Background: Acute pancreatitis (AP) is often a mild self-limiting illness, but in severe cases, it is associated with high mortality rates. Initial management of AP is a cornerstone of treatment to prevent severe disease progression. This audit aimed to assess the initial management of AP to Portiuncula University Hospital (PUH) as recommended by the 2003 Royal College of Surgeons Ireland guidelines, 2018 UK National Institute for Health and Care Excellence (NICE)guidelines, and 2024 American College of Gastroenterology guidelines. It also aimed to assess the utilization of a new screening and management tool for AP in PUH.
Methods: A retrospective chart review was carried out on patients admitted with a confirmed diagnosis of AP at PUH between 1st of July and 30th of November 2025. A total of 32 patients were identified through a review of surgical lists, 22 of whom were included in the analysis after exclusion criteria were applied. Data collected included sex, age, documentation and application of preferred severity scoring tools (Glasgow Imrie), analgesia, intravenous (IV) fluids, proton pump inhibitors (PPIs), anti-emetics, antibiotic usage, monitoring of input and output, as well as nutrition.

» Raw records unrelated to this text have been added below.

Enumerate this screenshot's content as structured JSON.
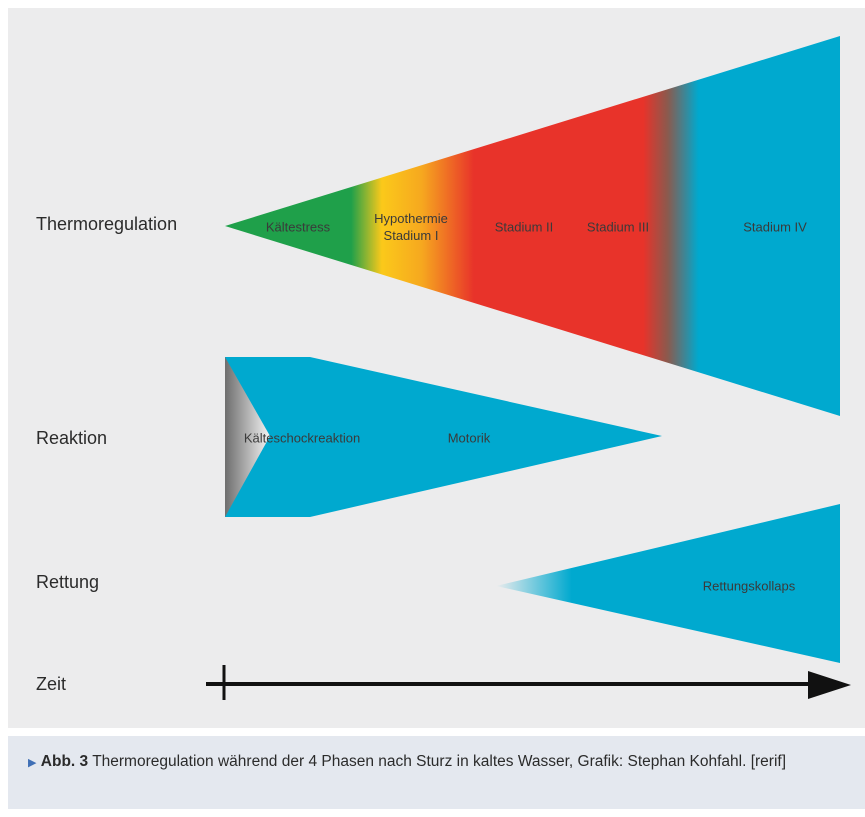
{
  "diagram": {
    "rows": {
      "thermoregulation": "Thermoregulation",
      "reaktion": "Reaktion",
      "rettung": "Rettung",
      "zeit": "Zeit"
    },
    "thermo_phases": {
      "kaeltestress": "Kältestress",
      "hypothermie_line1": "Hypothermie",
      "hypothermie_line2": "Stadium I",
      "stadium_ii": "Stadium II",
      "stadium_iii": "Stadium III",
      "stadium_iv": "Stadium IV"
    },
    "reaktion_phases": {
      "kaelteschock": "Kälteschockreaktion",
      "motorik": "Motorik"
    },
    "rettung_phases": {
      "rettungskollaps": "Rettungskollaps"
    },
    "colors": {
      "background": "#ececed",
      "green": "#1fa04a",
      "yellow": "#fbc91a",
      "red": "#e8332a",
      "blue": "#00a9cf",
      "gray": "#7a7a7a"
    }
  },
  "caption": {
    "marker": "▶",
    "label": "Abb. 3",
    "text": "Thermoregulation während der 4 Phasen nach Sturz in kaltes Wasser, Grafik: Stephan Kohfahl. [rerif]"
  }
}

Results: There were very high levels of adherence to Guidelines in providing timely supportive treatment, including pain management, anti-emetics, and monitoring of input and output. There was excellent initial resuscitation of patients with AP, including timely administration of IV crystalloid fluids. However, this audit is limited as it did not include the analysis of the rate of fluid resuscitation. PPIs were prescribed to all but one patient. There was good documentation of nutrition and the Malnutrition Universal Screening Tool (MUST) screening. The Glasgow Imrie score was documented in 50% of charts within the first 48 hours. There was a relatively high instance of prescribing antibiotics for mild/moderate AP where no concurrent infection or complications such as infectious necrosis were identified from a review of the chart (27%). The new bespoke screening tool was used in 18% of charts, included in but left incomplete in 32% of charts, and excluded completely in the remaining 50%.
Conclusions: Overall, there remain areas for improvement in the initial management of AP in PUH. In particular, the use of risk stratification scoring could be further optimized along with the bespoke screening and management tool. The role of prophylactic antibiotics in AP should be reviewed. These improvements may be achieved through further education and possibly a review of the bespoke screening tool.